Coin Change - LeetCode 322 Solution in python

Coin Change medium

Problem Statement

You are given an integer array coins representing coins of different denominations and an integer amount representing a total amount of money.

Return the fewest number of coins that you need to make up that amount. If that amount of money cannot be made up by any combination of the coins, return -1.

You may assume that you have an infinite number of each kind of coin.

Example 1:

Input: coins = [1, 2, 5], amount = 11 Output: 3 Explanation: 11 = 5 + 5 + 1

Example 2:

Input: coins = [2], amount = 3 Output: -1

Steps and Explanation

This problem can be efficiently solved using dynamic programming. We'll create a DP table dp where dp[i] represents the minimum number of coins needed to make up the amount i.

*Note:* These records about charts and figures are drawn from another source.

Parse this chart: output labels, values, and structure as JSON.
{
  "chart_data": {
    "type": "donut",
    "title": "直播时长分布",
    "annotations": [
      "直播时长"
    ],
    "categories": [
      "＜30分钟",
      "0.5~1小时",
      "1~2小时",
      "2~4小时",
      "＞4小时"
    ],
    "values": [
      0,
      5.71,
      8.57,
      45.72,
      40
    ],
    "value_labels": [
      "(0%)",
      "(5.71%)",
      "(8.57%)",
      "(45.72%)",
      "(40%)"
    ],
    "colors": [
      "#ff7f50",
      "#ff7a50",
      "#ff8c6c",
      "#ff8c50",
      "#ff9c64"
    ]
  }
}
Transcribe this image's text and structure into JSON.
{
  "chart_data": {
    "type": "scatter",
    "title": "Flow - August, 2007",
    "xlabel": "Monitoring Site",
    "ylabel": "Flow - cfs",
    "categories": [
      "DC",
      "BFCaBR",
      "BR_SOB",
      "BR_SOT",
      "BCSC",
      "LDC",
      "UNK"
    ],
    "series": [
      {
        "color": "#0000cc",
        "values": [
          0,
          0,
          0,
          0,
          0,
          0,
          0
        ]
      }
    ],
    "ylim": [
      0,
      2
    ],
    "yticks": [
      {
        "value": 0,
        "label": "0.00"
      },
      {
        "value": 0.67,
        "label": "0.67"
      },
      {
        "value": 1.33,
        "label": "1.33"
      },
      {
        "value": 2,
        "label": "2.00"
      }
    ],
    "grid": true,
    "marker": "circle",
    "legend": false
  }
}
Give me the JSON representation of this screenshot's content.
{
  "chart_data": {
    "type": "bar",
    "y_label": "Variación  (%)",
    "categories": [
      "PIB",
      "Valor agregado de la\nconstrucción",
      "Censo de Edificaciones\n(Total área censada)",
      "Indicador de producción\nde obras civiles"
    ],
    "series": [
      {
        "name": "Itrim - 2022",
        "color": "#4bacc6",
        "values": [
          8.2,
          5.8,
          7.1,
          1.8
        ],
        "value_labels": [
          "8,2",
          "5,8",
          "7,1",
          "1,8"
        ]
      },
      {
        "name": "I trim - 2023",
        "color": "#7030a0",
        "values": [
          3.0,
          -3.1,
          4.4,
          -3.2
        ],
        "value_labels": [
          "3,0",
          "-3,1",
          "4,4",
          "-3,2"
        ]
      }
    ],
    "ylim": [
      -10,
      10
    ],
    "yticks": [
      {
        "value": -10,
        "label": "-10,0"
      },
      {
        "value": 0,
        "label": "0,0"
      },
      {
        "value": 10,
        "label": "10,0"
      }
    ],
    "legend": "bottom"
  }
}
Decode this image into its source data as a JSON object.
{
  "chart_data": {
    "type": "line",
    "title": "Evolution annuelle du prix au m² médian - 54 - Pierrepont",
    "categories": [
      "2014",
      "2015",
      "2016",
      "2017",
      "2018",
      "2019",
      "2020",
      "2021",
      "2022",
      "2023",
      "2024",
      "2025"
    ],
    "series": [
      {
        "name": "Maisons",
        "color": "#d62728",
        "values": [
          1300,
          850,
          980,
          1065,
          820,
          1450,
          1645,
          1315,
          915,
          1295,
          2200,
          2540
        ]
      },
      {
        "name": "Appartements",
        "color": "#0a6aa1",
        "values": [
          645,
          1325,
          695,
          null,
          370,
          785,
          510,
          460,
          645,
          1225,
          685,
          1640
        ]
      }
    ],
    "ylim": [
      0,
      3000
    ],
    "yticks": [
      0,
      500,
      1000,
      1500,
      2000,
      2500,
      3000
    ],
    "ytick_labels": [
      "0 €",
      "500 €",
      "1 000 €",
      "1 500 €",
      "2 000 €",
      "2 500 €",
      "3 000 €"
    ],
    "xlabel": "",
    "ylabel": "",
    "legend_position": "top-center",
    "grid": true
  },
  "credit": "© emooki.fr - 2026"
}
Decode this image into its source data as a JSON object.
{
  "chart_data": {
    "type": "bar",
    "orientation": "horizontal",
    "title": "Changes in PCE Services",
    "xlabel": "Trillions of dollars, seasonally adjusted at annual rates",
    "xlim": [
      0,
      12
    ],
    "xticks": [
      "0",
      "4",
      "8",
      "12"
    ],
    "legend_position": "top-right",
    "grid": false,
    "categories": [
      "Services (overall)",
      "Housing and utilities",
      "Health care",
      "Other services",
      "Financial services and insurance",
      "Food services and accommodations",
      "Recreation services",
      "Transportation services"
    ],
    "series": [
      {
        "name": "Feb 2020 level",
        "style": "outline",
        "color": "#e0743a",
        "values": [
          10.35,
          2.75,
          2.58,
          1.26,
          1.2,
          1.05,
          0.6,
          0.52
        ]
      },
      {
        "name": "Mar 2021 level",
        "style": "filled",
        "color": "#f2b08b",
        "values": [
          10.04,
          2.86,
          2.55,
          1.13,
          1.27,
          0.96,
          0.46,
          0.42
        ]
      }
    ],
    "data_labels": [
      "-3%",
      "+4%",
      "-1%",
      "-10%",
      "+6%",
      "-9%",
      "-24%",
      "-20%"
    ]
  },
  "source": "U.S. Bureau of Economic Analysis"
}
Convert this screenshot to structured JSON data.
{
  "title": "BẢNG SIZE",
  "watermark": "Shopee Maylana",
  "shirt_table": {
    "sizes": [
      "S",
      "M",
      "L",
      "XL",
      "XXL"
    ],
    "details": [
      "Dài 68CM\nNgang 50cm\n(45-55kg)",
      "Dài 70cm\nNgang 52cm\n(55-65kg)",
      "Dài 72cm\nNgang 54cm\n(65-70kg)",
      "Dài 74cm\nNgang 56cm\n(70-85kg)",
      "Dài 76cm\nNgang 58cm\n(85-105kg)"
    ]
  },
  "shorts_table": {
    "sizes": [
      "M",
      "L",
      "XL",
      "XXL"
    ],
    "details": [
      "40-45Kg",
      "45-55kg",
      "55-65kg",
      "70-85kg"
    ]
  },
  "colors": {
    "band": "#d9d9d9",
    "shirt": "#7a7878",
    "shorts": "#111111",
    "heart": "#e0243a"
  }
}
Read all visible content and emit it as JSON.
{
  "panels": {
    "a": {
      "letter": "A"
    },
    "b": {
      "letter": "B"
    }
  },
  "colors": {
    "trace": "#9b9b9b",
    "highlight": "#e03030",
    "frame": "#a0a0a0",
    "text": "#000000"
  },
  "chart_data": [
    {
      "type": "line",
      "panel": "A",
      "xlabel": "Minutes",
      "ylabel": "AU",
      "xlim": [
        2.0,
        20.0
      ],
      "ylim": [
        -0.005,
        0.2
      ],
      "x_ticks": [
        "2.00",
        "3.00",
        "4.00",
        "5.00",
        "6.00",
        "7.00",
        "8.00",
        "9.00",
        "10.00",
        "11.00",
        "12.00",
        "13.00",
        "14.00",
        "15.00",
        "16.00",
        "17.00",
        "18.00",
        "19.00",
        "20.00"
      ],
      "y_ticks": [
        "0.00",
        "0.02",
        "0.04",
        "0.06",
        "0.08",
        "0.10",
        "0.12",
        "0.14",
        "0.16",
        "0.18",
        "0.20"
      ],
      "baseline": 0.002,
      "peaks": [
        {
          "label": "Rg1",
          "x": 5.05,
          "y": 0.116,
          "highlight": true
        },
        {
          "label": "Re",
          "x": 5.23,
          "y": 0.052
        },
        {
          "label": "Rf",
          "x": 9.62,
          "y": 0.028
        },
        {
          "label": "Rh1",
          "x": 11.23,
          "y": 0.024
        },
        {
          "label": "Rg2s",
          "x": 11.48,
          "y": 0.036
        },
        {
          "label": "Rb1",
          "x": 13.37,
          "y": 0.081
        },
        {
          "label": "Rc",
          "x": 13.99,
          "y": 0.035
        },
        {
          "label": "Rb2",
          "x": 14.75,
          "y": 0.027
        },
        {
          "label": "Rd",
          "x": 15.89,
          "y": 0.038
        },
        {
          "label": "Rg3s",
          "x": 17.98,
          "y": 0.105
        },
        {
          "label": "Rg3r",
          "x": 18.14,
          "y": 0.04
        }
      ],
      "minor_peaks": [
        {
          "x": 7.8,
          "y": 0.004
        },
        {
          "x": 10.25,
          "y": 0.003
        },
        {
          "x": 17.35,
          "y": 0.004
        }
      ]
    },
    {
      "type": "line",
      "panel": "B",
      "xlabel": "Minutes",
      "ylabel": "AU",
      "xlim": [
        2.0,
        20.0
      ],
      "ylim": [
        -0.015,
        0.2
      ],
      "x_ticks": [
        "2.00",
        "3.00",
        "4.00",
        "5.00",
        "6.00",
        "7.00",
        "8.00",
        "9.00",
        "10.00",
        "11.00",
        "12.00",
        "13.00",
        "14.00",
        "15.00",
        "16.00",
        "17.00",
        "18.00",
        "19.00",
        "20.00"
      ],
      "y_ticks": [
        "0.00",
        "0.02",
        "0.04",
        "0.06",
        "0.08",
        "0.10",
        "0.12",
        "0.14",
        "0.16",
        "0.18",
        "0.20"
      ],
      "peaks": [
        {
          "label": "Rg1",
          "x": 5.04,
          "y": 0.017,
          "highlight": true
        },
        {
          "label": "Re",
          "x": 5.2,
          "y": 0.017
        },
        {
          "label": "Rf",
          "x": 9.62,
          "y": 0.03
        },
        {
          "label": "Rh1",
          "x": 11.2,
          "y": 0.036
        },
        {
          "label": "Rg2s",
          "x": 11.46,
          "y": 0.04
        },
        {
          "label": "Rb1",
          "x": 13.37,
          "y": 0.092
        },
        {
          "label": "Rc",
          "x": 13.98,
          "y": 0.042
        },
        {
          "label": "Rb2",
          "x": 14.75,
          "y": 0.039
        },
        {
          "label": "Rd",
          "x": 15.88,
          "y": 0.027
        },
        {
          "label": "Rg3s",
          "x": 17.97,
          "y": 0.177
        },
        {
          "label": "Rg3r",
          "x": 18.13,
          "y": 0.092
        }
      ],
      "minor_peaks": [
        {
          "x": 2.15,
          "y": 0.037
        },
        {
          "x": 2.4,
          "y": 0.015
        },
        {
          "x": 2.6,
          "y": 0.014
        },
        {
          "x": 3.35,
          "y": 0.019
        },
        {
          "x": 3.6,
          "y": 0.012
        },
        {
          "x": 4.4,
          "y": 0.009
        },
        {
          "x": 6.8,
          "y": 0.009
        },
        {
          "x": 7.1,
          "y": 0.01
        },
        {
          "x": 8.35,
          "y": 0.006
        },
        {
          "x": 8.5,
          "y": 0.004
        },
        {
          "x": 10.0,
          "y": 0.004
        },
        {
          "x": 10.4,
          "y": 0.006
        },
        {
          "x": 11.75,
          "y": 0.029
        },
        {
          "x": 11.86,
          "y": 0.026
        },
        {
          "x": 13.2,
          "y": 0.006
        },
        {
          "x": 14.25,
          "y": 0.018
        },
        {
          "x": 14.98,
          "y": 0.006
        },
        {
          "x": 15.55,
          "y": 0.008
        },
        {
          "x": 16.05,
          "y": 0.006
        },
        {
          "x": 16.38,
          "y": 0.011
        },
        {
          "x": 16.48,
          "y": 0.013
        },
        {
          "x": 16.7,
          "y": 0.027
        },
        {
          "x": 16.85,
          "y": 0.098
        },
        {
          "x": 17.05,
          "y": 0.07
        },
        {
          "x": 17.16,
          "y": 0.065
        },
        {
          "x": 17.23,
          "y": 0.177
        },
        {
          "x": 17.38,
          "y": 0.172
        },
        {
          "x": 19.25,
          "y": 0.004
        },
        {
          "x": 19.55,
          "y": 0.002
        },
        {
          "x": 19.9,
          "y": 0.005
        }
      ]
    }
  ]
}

Initialization: We initialize dp with a size of amount + 1. dp[0] is 0 (no coins needed to make amount 0). The rest of the elements are initialized to amount + 1 (a value larger than any possible valid solution). This represents an impossible state initially.
Iteration: We iterate through each amount from 1 to amount. For each amount i, we iterate through each coin denomination c in coins.
DP Transition: If the coin c is less than or equal to the current amount i, it means we can use this coin. We update dp[i] with the minimum between its current value and dp[i - c] + 1. dp[i - c] represents the minimum coins needed for the remaining amount after using coin c, and we add 1 to account for using coin c.
Result: After iterating through all amounts, dp[amount] will contain the minimum number of coins needed to make up the amount. If dp[amount] is still amount + 1, it means it's impossible to make up the amount, so we return -1. Otherwise, we return dp[amount].

Code (C++)

#include <vector>
#include <limits> //for numeric_limits

class Solution {
public:
    int coinChange(std::vector<int>& coins, int amount) {
        std::vector<int> dp(amount + 1, amount + 1); // Initialize dp array
        dp[0] = 0; // Base case: 0 coins needed to make amount 0

        for (int i = 1; i <= amount; ++i) {
            for (int coin : coins) {
                if (i - coin >= 0) {
                    dp[i] = std::min(dp[i], dp[i - coin] + 1);
                }
            }
        }

        return dp[amount] > amount ? -1 : dp[amount]; //Return -1 if impossible
    }
};

Complexity Analysis

Time Complexity: O(amount * n), where n is the number of coin denominations. This is because we have nested loops iterating through amounts and coins.
Space Complexity: O(amount), due to the dp array of size amount + 1.

This detailed explanation and code provide a clear understanding of how to solve the Coin Change problem using dynamic programming in C++. Remember to include <vector> and <limits> for the code to compile correctly.